A handful will find their way into your office to say hello, many because they want to, some because they remember how nice you were to their application-deranged parents.  You have to take care to ask them how things are, not how classes are; mention classes, and too many students feel duty-bound to report on what they learned on the Ancient History field trip.  Ask about things, and they’ll tell you what their roommate from Kansas learned about pepper rasam at the dinner after the field trip.  That’s the better story.

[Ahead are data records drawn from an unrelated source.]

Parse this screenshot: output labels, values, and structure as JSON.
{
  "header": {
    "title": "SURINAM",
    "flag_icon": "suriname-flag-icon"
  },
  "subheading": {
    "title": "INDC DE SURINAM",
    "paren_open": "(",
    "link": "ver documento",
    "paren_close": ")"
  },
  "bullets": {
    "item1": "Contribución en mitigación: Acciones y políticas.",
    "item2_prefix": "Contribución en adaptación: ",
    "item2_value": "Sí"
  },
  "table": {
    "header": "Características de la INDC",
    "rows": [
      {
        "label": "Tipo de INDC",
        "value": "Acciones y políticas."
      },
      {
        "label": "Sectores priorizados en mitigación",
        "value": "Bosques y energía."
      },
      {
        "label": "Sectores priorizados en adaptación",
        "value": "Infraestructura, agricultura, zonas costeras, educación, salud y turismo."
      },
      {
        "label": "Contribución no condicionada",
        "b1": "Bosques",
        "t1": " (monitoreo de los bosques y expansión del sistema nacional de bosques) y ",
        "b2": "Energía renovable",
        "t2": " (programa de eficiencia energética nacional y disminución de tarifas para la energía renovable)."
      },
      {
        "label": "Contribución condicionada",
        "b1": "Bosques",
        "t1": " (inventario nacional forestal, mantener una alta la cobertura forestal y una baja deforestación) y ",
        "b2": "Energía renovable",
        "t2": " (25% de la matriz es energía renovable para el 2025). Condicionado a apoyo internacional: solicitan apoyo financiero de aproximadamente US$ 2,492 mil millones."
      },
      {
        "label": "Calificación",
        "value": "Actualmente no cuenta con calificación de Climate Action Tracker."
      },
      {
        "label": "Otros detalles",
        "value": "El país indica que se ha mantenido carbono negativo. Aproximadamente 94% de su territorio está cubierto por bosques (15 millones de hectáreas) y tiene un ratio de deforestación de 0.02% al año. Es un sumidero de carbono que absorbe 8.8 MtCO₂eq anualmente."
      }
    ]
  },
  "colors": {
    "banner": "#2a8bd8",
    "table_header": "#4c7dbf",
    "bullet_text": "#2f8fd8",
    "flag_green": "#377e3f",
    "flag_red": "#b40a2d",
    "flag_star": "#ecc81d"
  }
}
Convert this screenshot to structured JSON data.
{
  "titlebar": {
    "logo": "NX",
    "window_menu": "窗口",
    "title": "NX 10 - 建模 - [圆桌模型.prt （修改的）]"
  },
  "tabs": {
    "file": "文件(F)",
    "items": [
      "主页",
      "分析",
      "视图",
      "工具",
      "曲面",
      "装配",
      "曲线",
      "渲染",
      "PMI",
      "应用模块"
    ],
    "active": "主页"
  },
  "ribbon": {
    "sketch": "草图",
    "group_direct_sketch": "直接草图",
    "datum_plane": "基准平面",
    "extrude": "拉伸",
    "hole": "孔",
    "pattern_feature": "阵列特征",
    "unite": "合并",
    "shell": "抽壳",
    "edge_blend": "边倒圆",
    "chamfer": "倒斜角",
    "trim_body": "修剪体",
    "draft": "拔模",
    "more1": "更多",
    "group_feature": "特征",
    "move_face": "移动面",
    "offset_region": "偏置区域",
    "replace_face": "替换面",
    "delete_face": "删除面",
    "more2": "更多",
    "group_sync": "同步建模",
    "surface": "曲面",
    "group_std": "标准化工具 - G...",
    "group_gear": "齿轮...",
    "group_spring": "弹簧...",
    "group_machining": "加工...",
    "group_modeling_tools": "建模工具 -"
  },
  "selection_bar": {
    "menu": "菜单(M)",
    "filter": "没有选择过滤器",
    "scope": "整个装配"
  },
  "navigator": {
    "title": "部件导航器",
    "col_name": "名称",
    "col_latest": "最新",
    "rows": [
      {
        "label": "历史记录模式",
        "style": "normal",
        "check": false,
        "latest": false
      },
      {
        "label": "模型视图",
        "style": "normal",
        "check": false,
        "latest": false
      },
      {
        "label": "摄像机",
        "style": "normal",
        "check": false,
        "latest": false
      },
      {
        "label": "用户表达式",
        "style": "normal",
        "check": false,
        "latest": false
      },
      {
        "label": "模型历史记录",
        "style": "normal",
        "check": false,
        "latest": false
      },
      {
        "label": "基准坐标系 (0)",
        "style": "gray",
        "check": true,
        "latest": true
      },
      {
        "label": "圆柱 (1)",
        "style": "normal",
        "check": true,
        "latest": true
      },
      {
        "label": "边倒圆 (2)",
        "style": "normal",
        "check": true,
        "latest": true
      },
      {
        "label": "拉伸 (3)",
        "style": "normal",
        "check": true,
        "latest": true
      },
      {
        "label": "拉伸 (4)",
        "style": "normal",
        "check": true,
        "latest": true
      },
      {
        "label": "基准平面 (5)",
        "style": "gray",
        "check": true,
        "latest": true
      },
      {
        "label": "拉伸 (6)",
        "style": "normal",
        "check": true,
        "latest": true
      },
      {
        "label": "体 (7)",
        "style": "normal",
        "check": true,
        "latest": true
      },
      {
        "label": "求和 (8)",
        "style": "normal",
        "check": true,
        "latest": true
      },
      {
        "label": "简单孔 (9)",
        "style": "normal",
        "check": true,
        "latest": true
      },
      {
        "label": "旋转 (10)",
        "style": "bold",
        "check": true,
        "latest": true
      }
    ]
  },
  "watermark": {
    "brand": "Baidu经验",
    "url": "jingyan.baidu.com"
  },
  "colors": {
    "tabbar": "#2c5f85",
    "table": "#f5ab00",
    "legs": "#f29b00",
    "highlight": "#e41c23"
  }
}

The conversation won’t last long—they have more seniors to inspire—but it will finish with a brief thank you, a hug, or a promise to e-mail you for advice about transferring.  One student broke all the rules; her conversation with me was long and high energy, sharing details about the glorious trivia of every class, the dining hall food made by a gourmet magazine’s test kitchen, and how she couldn’t thank me enough for all I had done.

“I just signed a couple of forms” I said, a remark which led to a long silence.

“No you didn’t.  You recommended that school to me.  I only found it because of you.”

Canada holds Thanksgiving in October, to express gratitude for the harvest they‘ve just brought in from the fields.  Thanksgiving is in November in the United States, because the pilgrims decided that was the best time to thank God for—well, everything. 

Thanksgiving for counselors is somewhere in between, when last year’s graduates come home for fall break, or sneak out of class a few days early to say hi before turkey time.  They talk about Sartre, differential equations, how much smaller the high school seems to be, and their plans to study in Vienna or Burundi-- while the lilt in their voice and the poise in their words reveal just how well they are doing their job as young adults…

…and how totally well you’ve done yours.